Palomar Medical Center in Escondido, California, a project DPR completed in 2012, recently selected DPR to build two new projects, valued at $200,000 each: retrofitting the existing labor-and-delivery floor and adding a neonatal intensive-care unit to the same floor. Both projects are scheduled to be completed this fall.
San Diego business unit leader Brian Gracz, who was the project executive on the original Palomar Medical Center, recently chatted with commercial real estate publication GlobeSt about what it takes not only to build great things, but build great relationships.
How is the healthcare industry changing?
The medical industry has been challenged consistently over the last decade to reduce costs while producing better results. It was hard for hospitals to predict how the Affordable Care Act would affect their operations, and as a result, their built environment.
The industry as a whole has been predicting that the day of the 1-million-sq.-ft. hospital campus is over, since legislation and a drive towards reducing in-patient care has created less of a need for these mega-facilities. This is a whole new concept for a lot of systems and will require a new approach to serving their communities as they find ways to reach deeper into where their patients live and work. Within the AEC industry, we are in a unique position to assist in the decision-making process.
What does it take to develop a lasting construction relationship with a medical center?

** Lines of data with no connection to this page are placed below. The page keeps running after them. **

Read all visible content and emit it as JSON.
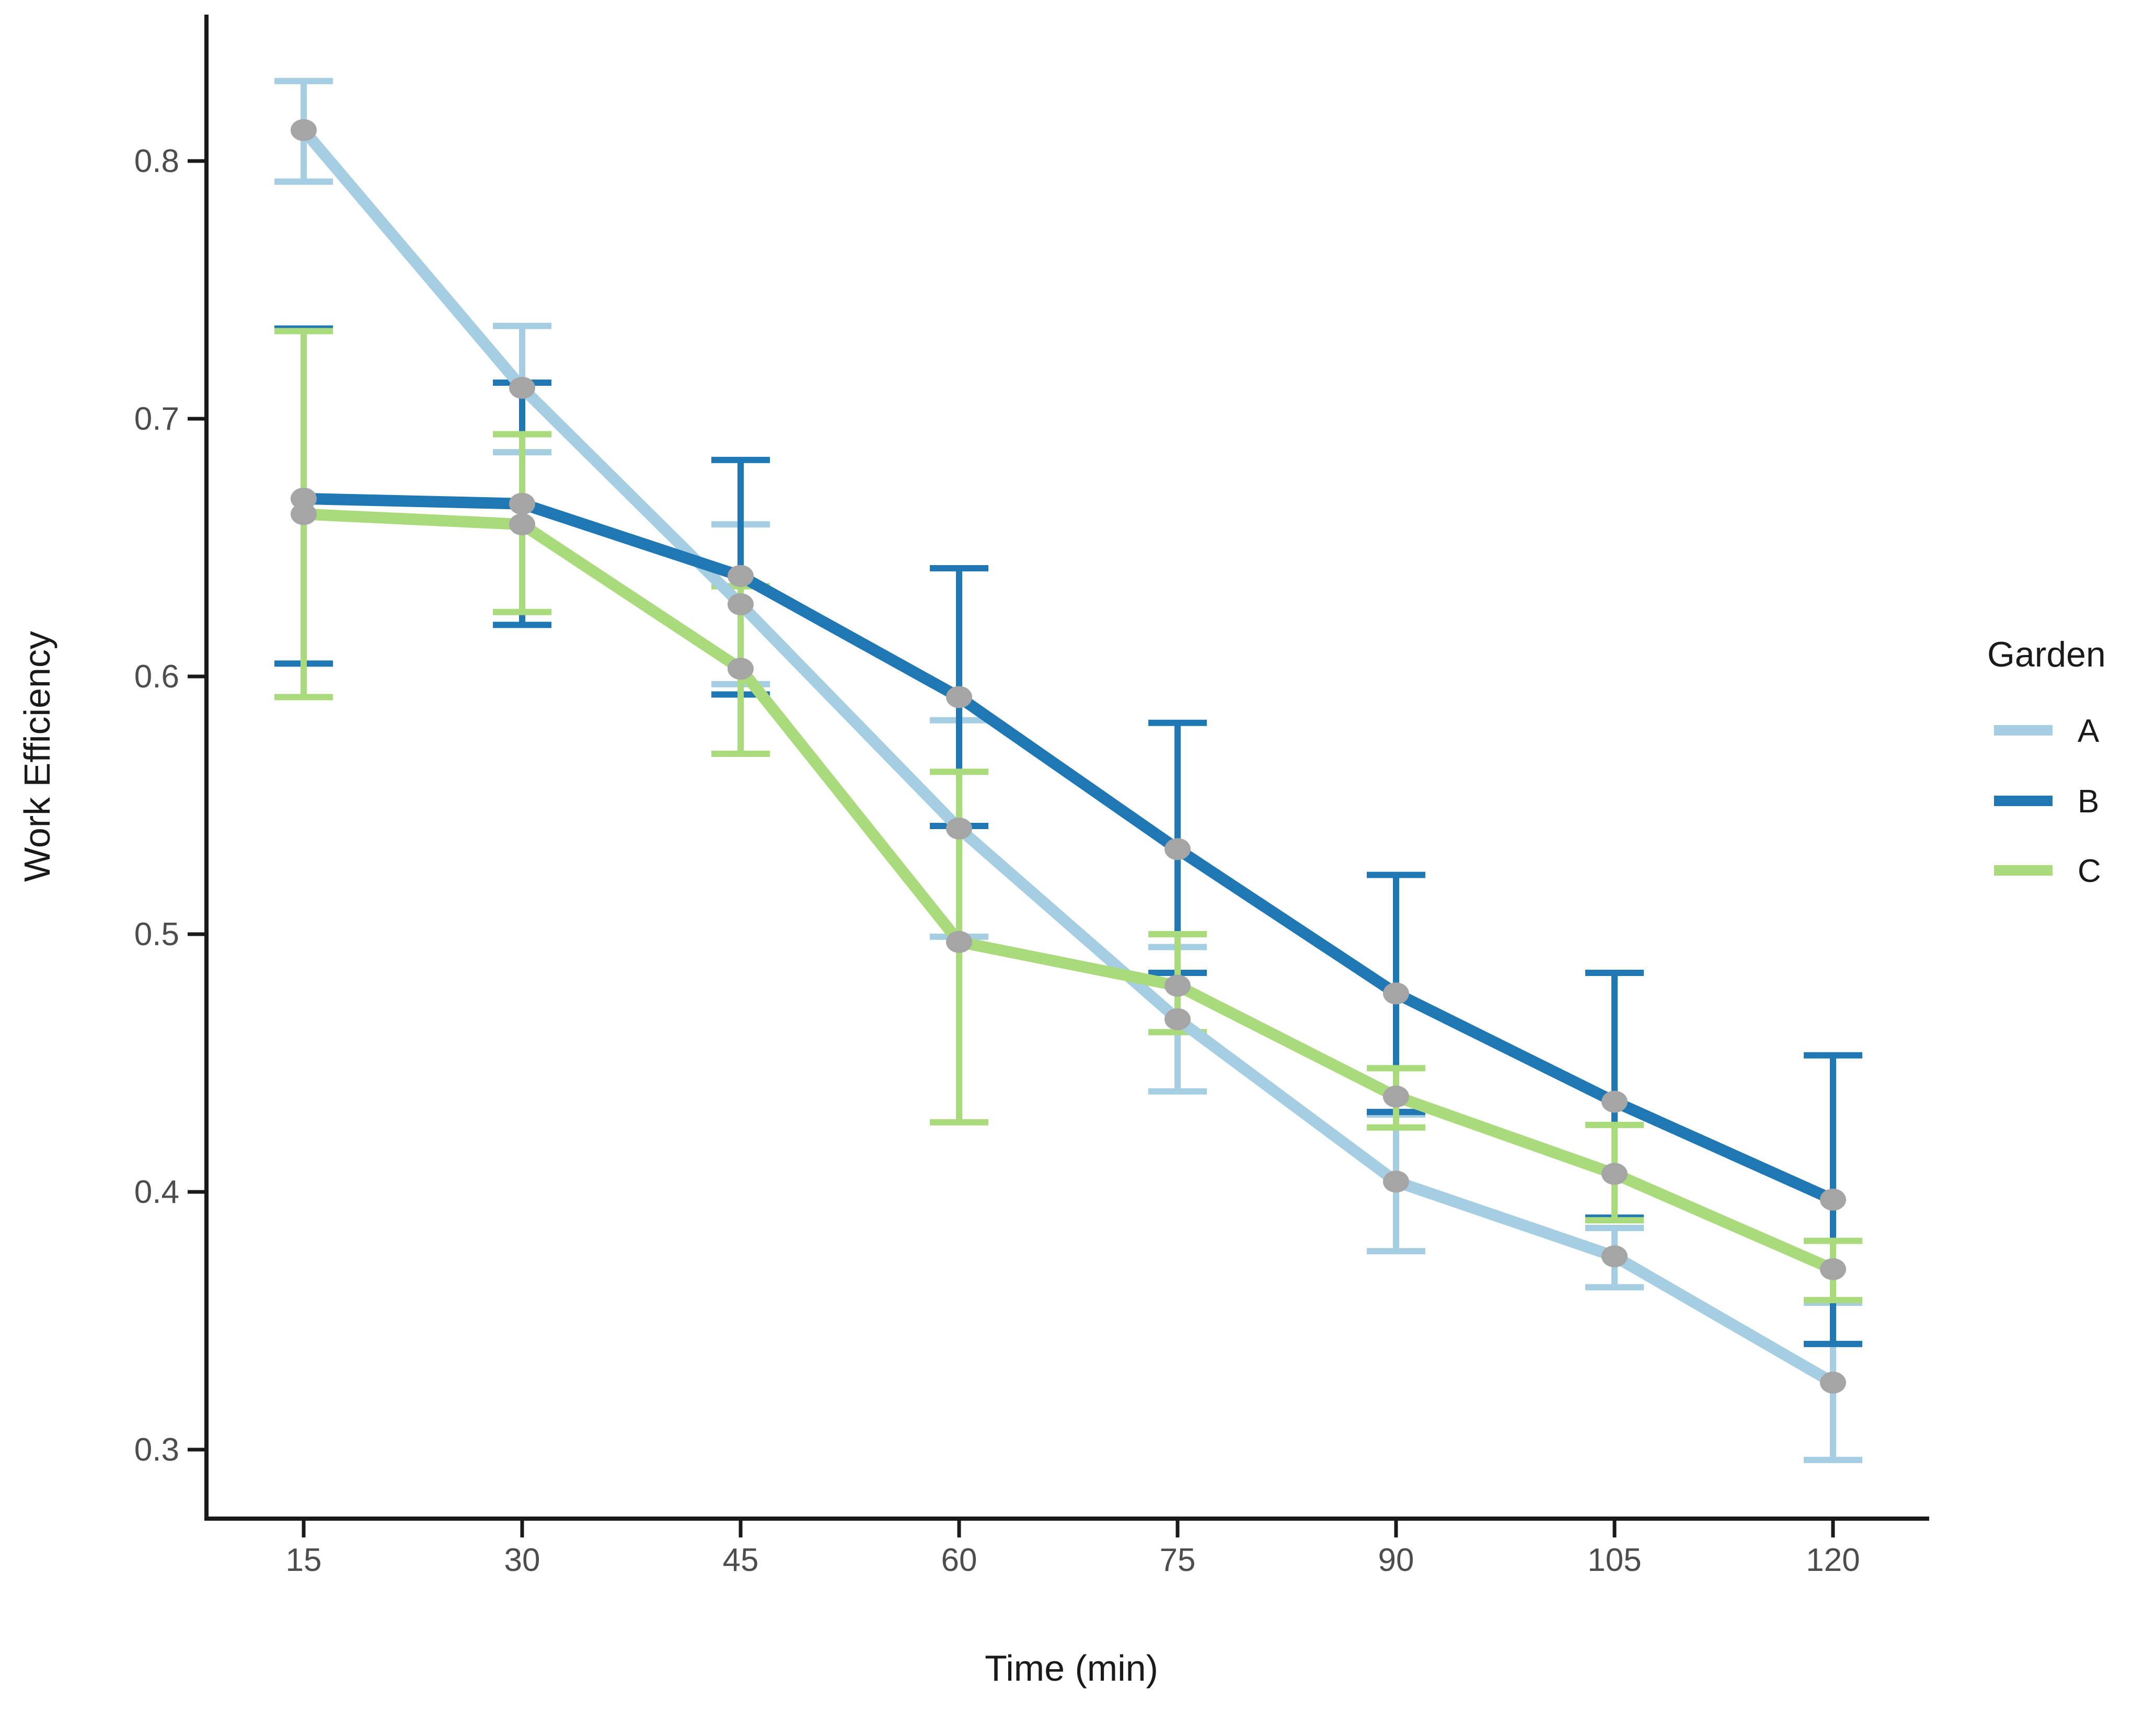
{
  "figure": {
    "background": "#ffffff"
  },
  "chart_data": {
    "type": "line",
    "title": "",
    "xlabel": "Time (min)",
    "ylabel": "Work Efficiency",
    "x": [
      15,
      30,
      45,
      60,
      75,
      90,
      105,
      120
    ],
    "x_tick_labels": [
      "15",
      "30",
      "45",
      "60",
      "75",
      "90",
      "105",
      "120"
    ],
    "y_ticks": [
      0.3,
      0.4,
      0.5,
      0.6,
      0.7,
      0.8
    ],
    "y_tick_labels": [
      "0.3",
      "0.4",
      "0.5",
      "0.6",
      "0.7",
      "0.8"
    ],
    "xlim": [
      8,
      127
    ],
    "ylim": [
      0.273,
      0.857
    ],
    "grid": false,
    "legend": {
      "title": "Garden",
      "position": "right",
      "entries": [
        "A",
        "B",
        "C"
      ]
    },
    "point_color": "#a5a5a5",
    "axis_color": "#1a1a1a",
    "tick_label_color": "#4d4d4d",
    "title_color": "#1a1a1a",
    "series": [
      {
        "name": "A",
        "color": "#a6cee3",
        "y": [
          0.812,
          0.712,
          0.628,
          0.541,
          0.467,
          0.404,
          0.375,
          0.326
        ],
        "err_low": [
          0.792,
          0.687,
          0.597,
          0.499,
          0.439,
          0.377,
          0.363,
          0.296
        ],
        "err_high": [
          0.831,
          0.736,
          0.659,
          0.583,
          0.495,
          0.43,
          0.386,
          0.357
        ]
      },
      {
        "name": "B",
        "color": "#1f78b4",
        "y": [
          0.669,
          0.667,
          0.639,
          0.592,
          0.533,
          0.477,
          0.435,
          0.397
        ],
        "err_low": [
          0.605,
          0.62,
          0.593,
          0.542,
          0.485,
          0.431,
          0.39,
          0.341
        ],
        "err_high": [
          0.735,
          0.714,
          0.684,
          0.642,
          0.582,
          0.523,
          0.485,
          0.453
        ]
      },
      {
        "name": "C",
        "color": "#a9da7b",
        "y": [
          0.663,
          0.659,
          0.603,
          0.497,
          0.48,
          0.437,
          0.407,
          0.37
        ],
        "err_low": [
          0.592,
          0.625,
          0.57,
          0.427,
          0.462,
          0.425,
          0.389,
          0.358
        ],
        "err_high": [
          0.734,
          0.694,
          0.635,
          0.563,
          0.5,
          0.448,
          0.426,
          0.381
        ]
      }
    ]
  }
}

At DPR, we try hard to understand what medical centers are going through to better provide them a level of service that can help drive decisions on capital improvements. To truly develop a long relationship, you have to be prepared to assist in whatever way is necessary to help them succeed. In some cases, it may result in steering a project in a different direction, making suggestions that reduce scope or providing creative solutions around phasing to allow the organization to deploy limited capital in the most effective manner.
What’s the best way to nurture that relationship?
For DPR, our approach has always revolved around relationships. We strive to be a long-term trusted partner. What does that mean? To us, it means being available when needed, whether it is to provide a budget, complete a large expansion or come back to move a door. We want to be a fixture within the systems in which we work.
The caveat to this is that the approach really only works with clients who want to build a relationship as well. All too often, systems are squeezed by pressures from administrators, executives and insurance companies. Sometimes, this drives a decision-making process that is transactional and purely based on lowest first cost, which makes the ability to develop a long-term relationship more challenging.
The reality is that if you want to have a strong relationship built on trust, you have to work at it.